Is there a way to 'pause' or partially consume a generator in Python, then resume consumption later where left off?

Question

There is a related question here. I am attempting to do this project Euler challenge on HackerRank. What it requires is that you are able to derive the nth permutation of a string "abcdefghijklm". There are 13! permutations.

I tried a simple solution where I used for num, stry in zip(range(1, math.factorial(13)), itertools.permutations("abcdefghijklm"):. That works, but it times out.

What would be really nice is to store each value in a dict as I go along, and do something like this:

import itertools
import math

strt = "abcdefghijklm"

dic = {}

perms_gen = itertools.permutations(strt)
idxs_gen = range(1, math.factorial(13))

curr_idx = 0

test_list = [1, 2, 5, 10]

def get_elems(n):
  for num, stry in zip(idxs_gen, perms_gen):
    print(num) # debug
    str_stry = "".join(stry)
    dic[num] = str_stry
    if num == n:
      return str_stry

for x in test_list:
  if curr_idx < x:
    print(get_elems(x))
  else:
    print(dic[x])

This doesn't work. I get this output instead:

1
abcdefghijklm
1
2
abcdefghijlkm
1
2
3
4
5
abcdefghikjml
1
2
3
4
5
6
7
8
9
10
abcdefghilmkj

As I was writing this question, I apparently found the answer... to be continued.

Answer 1

Pausing is built-in functionality for generators. It's half the point of generators. However, range is not a generator. It's a lazy sequence type.

If you want an object where iterating over it again will resume where you last stopped, you want an iterator over the range object:

idsx_iter = iter(range(1, math.factorial(13)))
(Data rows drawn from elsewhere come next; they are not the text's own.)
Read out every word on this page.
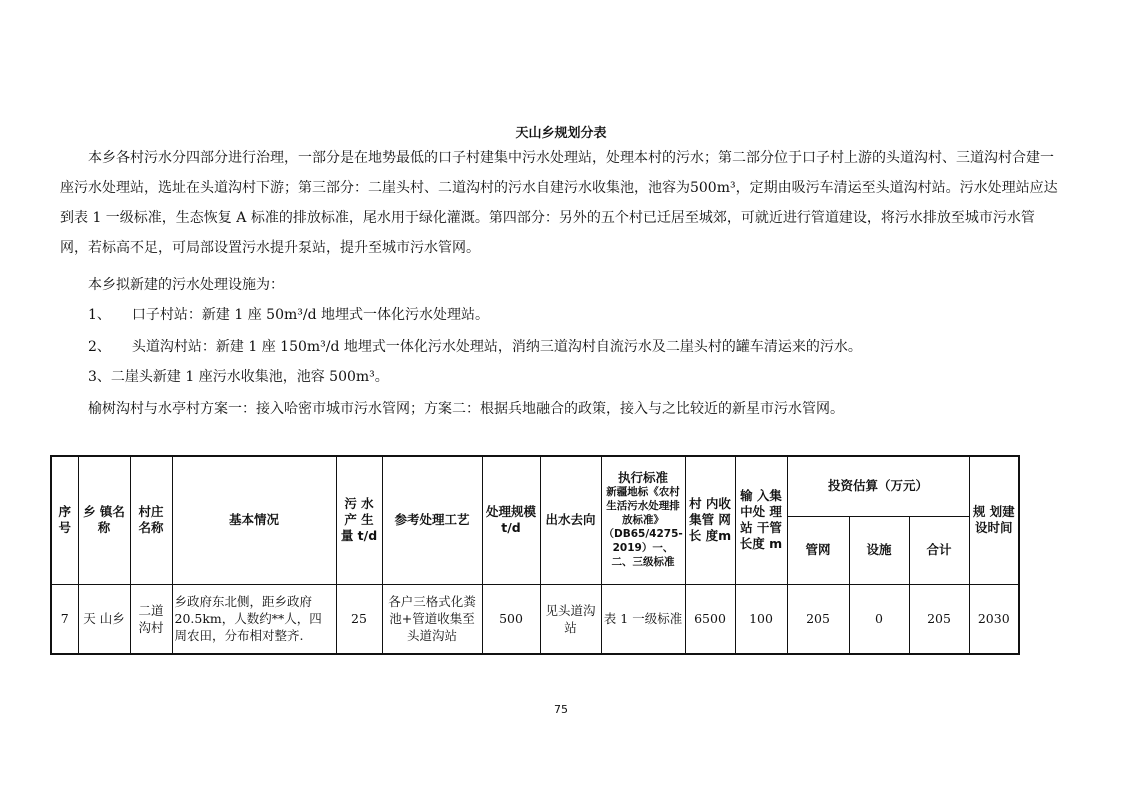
天山乡规划分表

本乡各村污水分四部分进行治理，一部分是在地势最低的口子村建集中污水处理站，处理本村的污水；第二部分位于口子村上游的头道沟村、三道沟村合建一座污水处理站，选址在头道沟村下游；第三部分：二崖头村、二道沟村的污水自建污水收集池，池容为500m³，定期由吸污车清运至头道沟村站。污水处理站应达到表 1 一级标准，生态恢复 A 标准的排放标准，尾水用于绿化灌溉。第四部分：另外的五个村已迁居至城郊，可就近进行管道建设，将污水排放至城市污水管网，若标高不足，可局部设置污水提升泵站，提升至城市污水管网。

本乡拟新建的污水处理设施为：
1、　　口子村站：新建 1 座 50m³/d 地埋式一体化污水处理站。
2、　　头道沟村站：新建 1 座 150m³/d 地埋式一体化污水处理站，消纳三道沟村自流污水及二崖头村的罐车清运来的污水。
3、二崖头新建 1 座污水收集池，池容 500m³。
榆树沟村与水亭村方案一：接入哈密市城市污水管网；方案二：根据兵地融合的政策，接入与之比较近的新星市污水管网。
序号	乡 镇名称	村庄名称	基本情况	污 水产 生量 t/d	参考处理工艺	处理规模 t/d	出水去向	执行标准
新疆地标《农村生活污水处理排放标准》（DB65/4275-2019）一、二、三级标准	村 内收 集管 网长 度m	输 入集 中处 理站 干管 长度 m	投资估算（万元）			规 划建 设时间
											管网	设施	合计	
7	天 山乡	二道沟村	乡政府东北侧，距乡政府20.5km，人数约**人，四周农田，分布相对整齐.	25	各户三格式化粪池+管道收集至头道沟站	500	见头道沟站	表 1 一级标准	6500	100	205	0	205	2030
75
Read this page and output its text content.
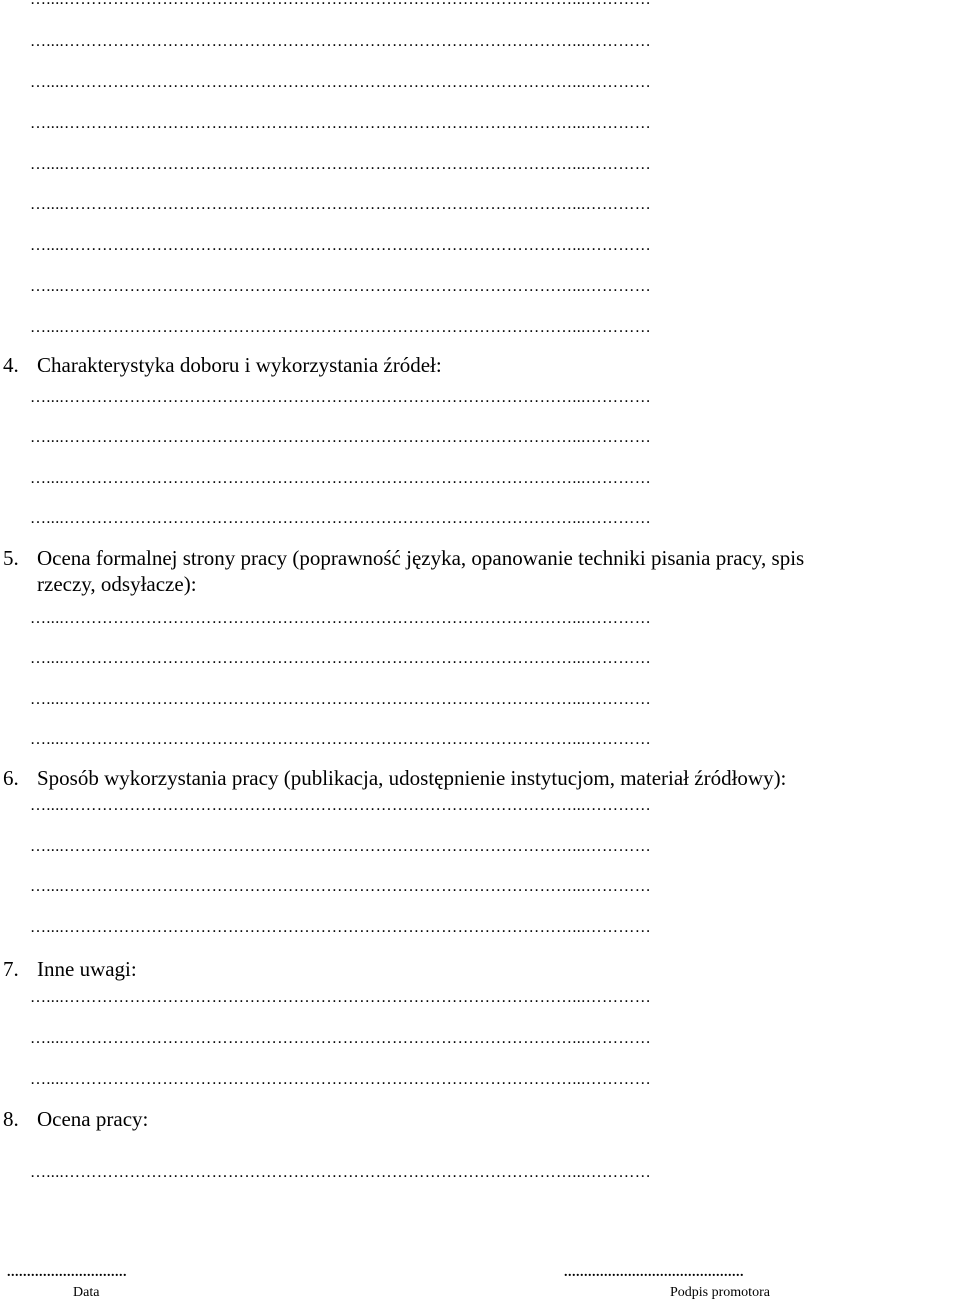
…....…………………………………………………………………………………...…………
…....…………………………………………………………………………………...…………
…....…………………………………………………………………………………...…………
…....…………………………………………………………………………………...…………
…....…………………………………………………………………………………...…………
…....…………………………………………………………………………………...…………
…....…………………………………………………………………………………...…………
…....…………………………………………………………………………………...…………
4. Charakterystyka doboru i wykorzystania źródeł:
…....…………………………………………………………………………………...…………
…....…………………………………………………………………………………...…………
…....…………………………………………………………………………………...…………
…....…………………………………………………………………………………...…………
5. Ocena formalnej strony pracy (poprawność języka, opanowanie techniki pisania pracy, spis
rzeczy, odsyłacze):
…....…………………………………………………………………………………...…………
…....…………………………………………………………………………………...…………
…....…………………………………………………………………………………...…………
…....…………………………………………………………………………………...…………
6. Sposób wykorzystania pracy (publikacja, udostępnienie instytucjom, materiał źródłowy):
…....…………………………………………………………………………………...…………
…....…………………………………………………………………………………...…………
…....…………………………………………………………………………………...…………
…....…………………………………………………………………………………...…………
7. Inne uwagi:
…....…………………………………………………………………………………...…………
…....…………………………………………………………………………………...…………
…....…………………………………………………………………………………...…………
8. Ocena pracy:
…....…………………………………………………………………………………...…………
..............................
Data
.............................................
Podpis promotora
However, it would be simpler to save the zip iterator instead of two underlying iterators. Better yet, use enumerate:

indexed_permutations = enumerate(itertools.permutations(strt))

You've got a lot more things that don't make sense in your code, though, like curr_idx, which just stays at 0 forever, or your range bounds, which produce 13!-1 indices instead of 13! indices, and really, you should be using a more efficient algorithm. For example, one based on figuring out how many permutations you skip ahead by setting the next element to a specific character, and using that to directly compute each element of the permutation.